A Discrete Cantor Set
2023-06-07
A couple of months ago, I participated in the IUPUI Highschool Mathematics Contest which was an experience that I really enjoyed. The theme was fractals, and contestants had two and a half months to solve 4 problems and write an essay on the theme.
Problem 3, the problem that I found the most interesting, defines a function, f: N -> N (which just means f maps
nonnegative integers to nonnegative integers) with the following recursive properties:
f(0) = 1f(3n) = f(n)f(3n+1) = 0f(3n+2) = f(n)

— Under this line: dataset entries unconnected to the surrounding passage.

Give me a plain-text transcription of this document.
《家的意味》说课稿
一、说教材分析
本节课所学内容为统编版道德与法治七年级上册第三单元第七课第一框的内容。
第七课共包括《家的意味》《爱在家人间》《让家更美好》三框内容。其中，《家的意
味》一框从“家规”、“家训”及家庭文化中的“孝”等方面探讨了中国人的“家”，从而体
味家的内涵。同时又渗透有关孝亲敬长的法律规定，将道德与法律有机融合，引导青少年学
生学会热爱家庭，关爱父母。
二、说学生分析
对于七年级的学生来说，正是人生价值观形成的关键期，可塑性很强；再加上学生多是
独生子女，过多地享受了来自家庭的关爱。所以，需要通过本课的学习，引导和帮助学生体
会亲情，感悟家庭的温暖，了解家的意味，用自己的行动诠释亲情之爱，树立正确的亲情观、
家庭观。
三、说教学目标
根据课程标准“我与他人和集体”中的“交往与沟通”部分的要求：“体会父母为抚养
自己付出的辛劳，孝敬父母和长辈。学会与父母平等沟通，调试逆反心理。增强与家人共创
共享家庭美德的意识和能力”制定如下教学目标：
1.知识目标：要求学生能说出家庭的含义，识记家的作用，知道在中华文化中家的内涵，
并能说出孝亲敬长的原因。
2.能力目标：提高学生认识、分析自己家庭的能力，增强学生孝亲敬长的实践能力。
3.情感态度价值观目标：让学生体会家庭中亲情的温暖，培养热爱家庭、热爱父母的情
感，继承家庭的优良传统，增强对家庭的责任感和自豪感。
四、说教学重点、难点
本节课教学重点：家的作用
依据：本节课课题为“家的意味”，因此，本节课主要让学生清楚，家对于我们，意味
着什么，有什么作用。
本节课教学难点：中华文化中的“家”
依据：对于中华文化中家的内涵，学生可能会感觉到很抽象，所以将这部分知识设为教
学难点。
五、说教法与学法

The problem then asks for the sum of f(n) over all integers 0 <= n <= 10^23.
Here is a table of some small values for f(n):
n | 0 | 1 | 2 | 3 | 4 | 5 | 6 | 7 | 8 |
|---|---|---|---|---|---|---|---|---|---|
f(n) | 1 | 0 | 1 | 0 | 0 | 0 | 1 | 0 | 1 |
I won't spoil the beautiful answer, but I will say that my strategy for solving this problem was to look
at patterns in the sum of f(n) up to 3^k and then use another pattern to make that useful for
finding the sum up to 10^23
The real beauty is in the question, though. This is because the simple recursive definition of f is strongly linked
to a popular fractal (probably could've guessed that by the theme of the contest), known as the Cantor Set.
The Cantor Set relates to the set of real numbers on the interval [0,1] and is constructed by recursively removing
the middle third of the interval(s). This problem can essentially be thought of as a discrete version of this
Cantor Set since it is only defined for the natural numbers.